Dr Sushil Mandhania: Those who spread violence need to understand that they will not go spot free. Every state has got it’s own act for example Maharashtra Medical Protection Act. In some cases, people needed to prove themselves innocent.
I agree that communication should be more transparent. And I also agree that the infrastructure should be improved in government hospitals. Also, poor people should be given treatment at the government hospitals as they cannot afford treatment at private hospitals.
What do you suggest to put an end to this vicious cycle of violence?
Dr Sandeep Mishra: we need to work at three levels. First is the physician level, second being the hospital level and the third is community level. At the first level, three things are important. One is communication skill because that will prepare the patient for any risk. Second is that the infrastructure should be organized in such a way that the patient knows about their illness, treatment, prognosis and expected outcome, in detail. Thirdly, the doctor should convey this in an empathetic manner so that the patient is relieved.
Hospitals need to be better organized. They need to have organized security management and operators. A committee should be set up that keeps a check on the violence and comes into action once violent situation occurs. There should be posters on the hospital walls announcing “Violence against doctors is an offensive act”.
At the community level, people should be assured that anyone who tries to commit this act will be punished under that laws that are present in our country.
Stringent laws are already existing in the country, but they don’t seem to be a cogent solution to violence. What do you think is the key to end this?
Dr Sushil Aggarwal: Immediate action should be taken against those who practice violence, but this is a short term solution. For a long term solution, we need to improve our healthcare facilities.
Is there a way to express the grief of a doctor in a difficult moment without violence?
Dr SSC Chakra Rao: The main problem with the implementation of law that has been brought in to curb this violence is the interference of the politicians who free the culprits. This is why there is no fear among these people regarding these laws.

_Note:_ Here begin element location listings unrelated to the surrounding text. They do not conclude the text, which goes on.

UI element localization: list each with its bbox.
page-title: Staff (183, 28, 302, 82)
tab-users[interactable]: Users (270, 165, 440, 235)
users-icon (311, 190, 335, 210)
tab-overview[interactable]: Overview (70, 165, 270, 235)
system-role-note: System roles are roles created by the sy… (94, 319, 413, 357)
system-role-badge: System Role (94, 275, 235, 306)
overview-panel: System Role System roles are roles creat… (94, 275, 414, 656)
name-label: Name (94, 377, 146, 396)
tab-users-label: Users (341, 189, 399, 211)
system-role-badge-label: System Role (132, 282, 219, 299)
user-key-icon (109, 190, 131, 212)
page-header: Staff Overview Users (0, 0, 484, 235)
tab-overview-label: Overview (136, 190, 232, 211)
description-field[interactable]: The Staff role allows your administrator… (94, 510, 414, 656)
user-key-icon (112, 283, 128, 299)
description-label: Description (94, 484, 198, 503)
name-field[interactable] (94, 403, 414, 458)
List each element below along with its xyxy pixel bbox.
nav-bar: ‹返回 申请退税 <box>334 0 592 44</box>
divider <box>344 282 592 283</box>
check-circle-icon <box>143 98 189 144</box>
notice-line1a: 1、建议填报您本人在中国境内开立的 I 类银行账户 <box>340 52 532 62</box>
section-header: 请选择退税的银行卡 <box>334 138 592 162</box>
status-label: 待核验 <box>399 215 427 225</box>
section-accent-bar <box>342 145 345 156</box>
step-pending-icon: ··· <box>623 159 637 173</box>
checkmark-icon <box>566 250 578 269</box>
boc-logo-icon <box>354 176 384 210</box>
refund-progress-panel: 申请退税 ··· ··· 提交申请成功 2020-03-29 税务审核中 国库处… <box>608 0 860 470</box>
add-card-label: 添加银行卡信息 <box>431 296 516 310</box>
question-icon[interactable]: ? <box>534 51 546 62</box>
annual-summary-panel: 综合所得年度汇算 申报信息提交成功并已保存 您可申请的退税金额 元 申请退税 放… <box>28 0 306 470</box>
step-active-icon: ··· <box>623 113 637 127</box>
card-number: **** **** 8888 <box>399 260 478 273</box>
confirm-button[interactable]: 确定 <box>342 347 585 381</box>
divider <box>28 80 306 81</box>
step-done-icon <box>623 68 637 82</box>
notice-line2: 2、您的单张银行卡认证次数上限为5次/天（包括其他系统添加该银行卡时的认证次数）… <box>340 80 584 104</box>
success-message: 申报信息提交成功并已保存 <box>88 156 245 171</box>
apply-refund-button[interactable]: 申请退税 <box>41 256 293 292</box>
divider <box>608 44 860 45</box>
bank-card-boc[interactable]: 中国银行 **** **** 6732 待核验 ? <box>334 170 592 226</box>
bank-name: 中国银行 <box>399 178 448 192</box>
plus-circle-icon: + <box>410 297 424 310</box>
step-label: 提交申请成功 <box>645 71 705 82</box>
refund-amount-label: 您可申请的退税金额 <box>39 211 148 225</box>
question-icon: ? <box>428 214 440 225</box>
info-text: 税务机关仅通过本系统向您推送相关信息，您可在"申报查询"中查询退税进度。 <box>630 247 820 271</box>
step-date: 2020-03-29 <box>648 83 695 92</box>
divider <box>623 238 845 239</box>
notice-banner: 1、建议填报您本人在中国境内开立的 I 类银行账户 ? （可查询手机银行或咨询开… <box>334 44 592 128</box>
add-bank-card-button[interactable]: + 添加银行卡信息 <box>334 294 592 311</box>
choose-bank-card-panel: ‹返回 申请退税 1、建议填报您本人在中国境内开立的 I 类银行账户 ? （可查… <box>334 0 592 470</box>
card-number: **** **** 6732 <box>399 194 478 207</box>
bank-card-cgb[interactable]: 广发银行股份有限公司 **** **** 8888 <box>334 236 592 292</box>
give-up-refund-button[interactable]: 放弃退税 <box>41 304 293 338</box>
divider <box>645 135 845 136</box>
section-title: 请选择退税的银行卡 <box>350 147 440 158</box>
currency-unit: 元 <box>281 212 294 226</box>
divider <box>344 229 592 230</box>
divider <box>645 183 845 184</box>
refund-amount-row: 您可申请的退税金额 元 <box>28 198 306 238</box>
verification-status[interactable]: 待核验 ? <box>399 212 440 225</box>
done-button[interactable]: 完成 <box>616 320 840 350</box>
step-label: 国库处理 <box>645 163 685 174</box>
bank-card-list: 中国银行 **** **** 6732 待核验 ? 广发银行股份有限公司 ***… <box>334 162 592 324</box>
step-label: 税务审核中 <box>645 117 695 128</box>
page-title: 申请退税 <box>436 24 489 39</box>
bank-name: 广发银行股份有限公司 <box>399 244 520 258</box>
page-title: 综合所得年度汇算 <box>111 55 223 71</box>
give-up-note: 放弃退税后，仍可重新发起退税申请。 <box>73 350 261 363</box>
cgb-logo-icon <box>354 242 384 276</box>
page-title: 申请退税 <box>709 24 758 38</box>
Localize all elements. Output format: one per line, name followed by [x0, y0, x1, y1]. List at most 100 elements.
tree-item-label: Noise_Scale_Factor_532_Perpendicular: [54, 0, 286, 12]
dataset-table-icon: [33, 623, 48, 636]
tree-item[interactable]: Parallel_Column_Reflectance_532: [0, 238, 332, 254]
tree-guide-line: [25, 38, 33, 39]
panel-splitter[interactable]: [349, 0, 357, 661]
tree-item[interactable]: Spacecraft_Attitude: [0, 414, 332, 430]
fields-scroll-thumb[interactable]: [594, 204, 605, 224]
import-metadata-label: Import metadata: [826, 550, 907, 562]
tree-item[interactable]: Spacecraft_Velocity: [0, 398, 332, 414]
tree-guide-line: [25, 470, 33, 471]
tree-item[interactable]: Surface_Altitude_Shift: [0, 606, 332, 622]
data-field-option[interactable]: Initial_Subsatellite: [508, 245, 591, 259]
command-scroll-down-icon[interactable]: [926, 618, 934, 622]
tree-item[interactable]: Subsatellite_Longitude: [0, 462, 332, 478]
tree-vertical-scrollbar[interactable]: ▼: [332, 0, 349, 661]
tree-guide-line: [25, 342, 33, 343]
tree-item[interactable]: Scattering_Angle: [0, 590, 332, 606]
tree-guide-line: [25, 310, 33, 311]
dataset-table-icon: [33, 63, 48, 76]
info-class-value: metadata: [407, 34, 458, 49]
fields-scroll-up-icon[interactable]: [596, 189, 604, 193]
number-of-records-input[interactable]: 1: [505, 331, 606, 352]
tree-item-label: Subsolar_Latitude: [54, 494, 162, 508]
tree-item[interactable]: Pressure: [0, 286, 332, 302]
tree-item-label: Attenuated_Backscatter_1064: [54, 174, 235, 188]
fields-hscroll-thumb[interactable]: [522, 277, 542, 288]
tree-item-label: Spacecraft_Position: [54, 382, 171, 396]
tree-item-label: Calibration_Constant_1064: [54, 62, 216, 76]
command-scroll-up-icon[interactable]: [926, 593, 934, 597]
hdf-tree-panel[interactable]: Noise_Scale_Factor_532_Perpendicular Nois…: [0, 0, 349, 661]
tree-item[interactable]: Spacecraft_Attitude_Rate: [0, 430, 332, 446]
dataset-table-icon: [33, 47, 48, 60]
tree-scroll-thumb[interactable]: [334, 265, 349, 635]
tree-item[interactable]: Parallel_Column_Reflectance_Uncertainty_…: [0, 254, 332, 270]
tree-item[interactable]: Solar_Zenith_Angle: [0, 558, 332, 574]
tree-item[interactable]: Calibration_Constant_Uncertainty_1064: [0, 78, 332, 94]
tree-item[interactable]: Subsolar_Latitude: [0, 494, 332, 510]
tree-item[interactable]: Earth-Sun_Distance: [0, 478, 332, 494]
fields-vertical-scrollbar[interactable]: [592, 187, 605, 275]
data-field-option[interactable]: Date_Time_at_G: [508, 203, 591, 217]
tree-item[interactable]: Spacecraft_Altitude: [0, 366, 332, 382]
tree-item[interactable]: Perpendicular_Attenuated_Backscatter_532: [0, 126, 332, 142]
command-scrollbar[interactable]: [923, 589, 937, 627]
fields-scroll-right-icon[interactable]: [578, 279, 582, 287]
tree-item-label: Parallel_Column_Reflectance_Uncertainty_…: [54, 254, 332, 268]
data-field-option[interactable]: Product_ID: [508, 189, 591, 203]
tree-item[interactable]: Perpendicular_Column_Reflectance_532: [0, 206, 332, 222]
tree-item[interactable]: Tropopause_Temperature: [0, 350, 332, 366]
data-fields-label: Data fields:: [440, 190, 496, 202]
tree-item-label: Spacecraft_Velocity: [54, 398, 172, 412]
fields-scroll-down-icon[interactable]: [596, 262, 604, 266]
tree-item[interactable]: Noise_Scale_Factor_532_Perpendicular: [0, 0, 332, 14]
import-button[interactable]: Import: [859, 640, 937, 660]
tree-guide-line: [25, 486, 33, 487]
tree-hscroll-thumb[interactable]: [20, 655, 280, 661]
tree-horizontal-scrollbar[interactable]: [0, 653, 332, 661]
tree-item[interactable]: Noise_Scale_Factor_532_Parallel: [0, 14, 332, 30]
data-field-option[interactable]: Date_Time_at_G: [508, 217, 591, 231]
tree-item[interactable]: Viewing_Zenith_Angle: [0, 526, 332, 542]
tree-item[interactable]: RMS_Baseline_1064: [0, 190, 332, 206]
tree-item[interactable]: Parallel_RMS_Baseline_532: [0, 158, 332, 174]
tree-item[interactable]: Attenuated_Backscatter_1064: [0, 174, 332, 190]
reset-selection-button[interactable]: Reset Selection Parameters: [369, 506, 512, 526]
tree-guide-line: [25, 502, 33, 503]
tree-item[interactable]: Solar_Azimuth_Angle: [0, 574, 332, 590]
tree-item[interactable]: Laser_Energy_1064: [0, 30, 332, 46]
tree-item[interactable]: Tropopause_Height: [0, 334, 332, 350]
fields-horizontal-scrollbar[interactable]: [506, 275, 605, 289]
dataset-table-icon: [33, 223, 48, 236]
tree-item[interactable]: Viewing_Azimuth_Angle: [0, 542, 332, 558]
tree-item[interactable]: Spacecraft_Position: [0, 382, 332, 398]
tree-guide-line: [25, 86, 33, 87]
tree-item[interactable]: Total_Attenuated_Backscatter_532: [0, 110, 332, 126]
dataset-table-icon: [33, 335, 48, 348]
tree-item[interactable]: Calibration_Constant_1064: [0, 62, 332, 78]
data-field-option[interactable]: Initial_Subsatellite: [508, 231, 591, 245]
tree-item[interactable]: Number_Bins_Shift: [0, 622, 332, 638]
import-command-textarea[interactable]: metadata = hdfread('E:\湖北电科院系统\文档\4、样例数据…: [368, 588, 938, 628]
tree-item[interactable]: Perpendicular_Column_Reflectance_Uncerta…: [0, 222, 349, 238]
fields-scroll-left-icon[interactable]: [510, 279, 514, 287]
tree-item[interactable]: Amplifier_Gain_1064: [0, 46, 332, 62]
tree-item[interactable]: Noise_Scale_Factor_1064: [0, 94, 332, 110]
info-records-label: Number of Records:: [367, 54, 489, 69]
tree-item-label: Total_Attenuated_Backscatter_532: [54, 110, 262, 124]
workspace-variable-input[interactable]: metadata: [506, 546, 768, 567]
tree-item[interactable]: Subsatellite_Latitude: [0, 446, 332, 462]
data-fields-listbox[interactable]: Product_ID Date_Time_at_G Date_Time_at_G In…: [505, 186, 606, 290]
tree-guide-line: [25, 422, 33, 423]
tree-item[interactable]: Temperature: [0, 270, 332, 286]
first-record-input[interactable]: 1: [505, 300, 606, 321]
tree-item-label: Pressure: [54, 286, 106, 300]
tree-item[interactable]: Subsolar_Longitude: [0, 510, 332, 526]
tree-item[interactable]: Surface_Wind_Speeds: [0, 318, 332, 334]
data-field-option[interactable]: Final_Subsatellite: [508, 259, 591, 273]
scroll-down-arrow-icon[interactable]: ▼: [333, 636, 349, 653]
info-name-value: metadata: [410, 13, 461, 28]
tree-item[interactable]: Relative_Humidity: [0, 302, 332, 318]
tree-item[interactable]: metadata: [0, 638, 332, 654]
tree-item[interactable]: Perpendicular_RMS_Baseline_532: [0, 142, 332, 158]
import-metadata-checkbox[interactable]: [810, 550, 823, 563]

Other problem is that more than one people rush into the hospital for a single patient and hospital cannot accommodate so many relatives. It is the responsibility of the community that they understand this fact. Doctor is a precious part of the society as they study for years to be able to serve the community.
The least we can do to for these saviors is stop vandalism and violence spreading against them. And this has to come from the community itself and I hope that changes are implemented in the near future.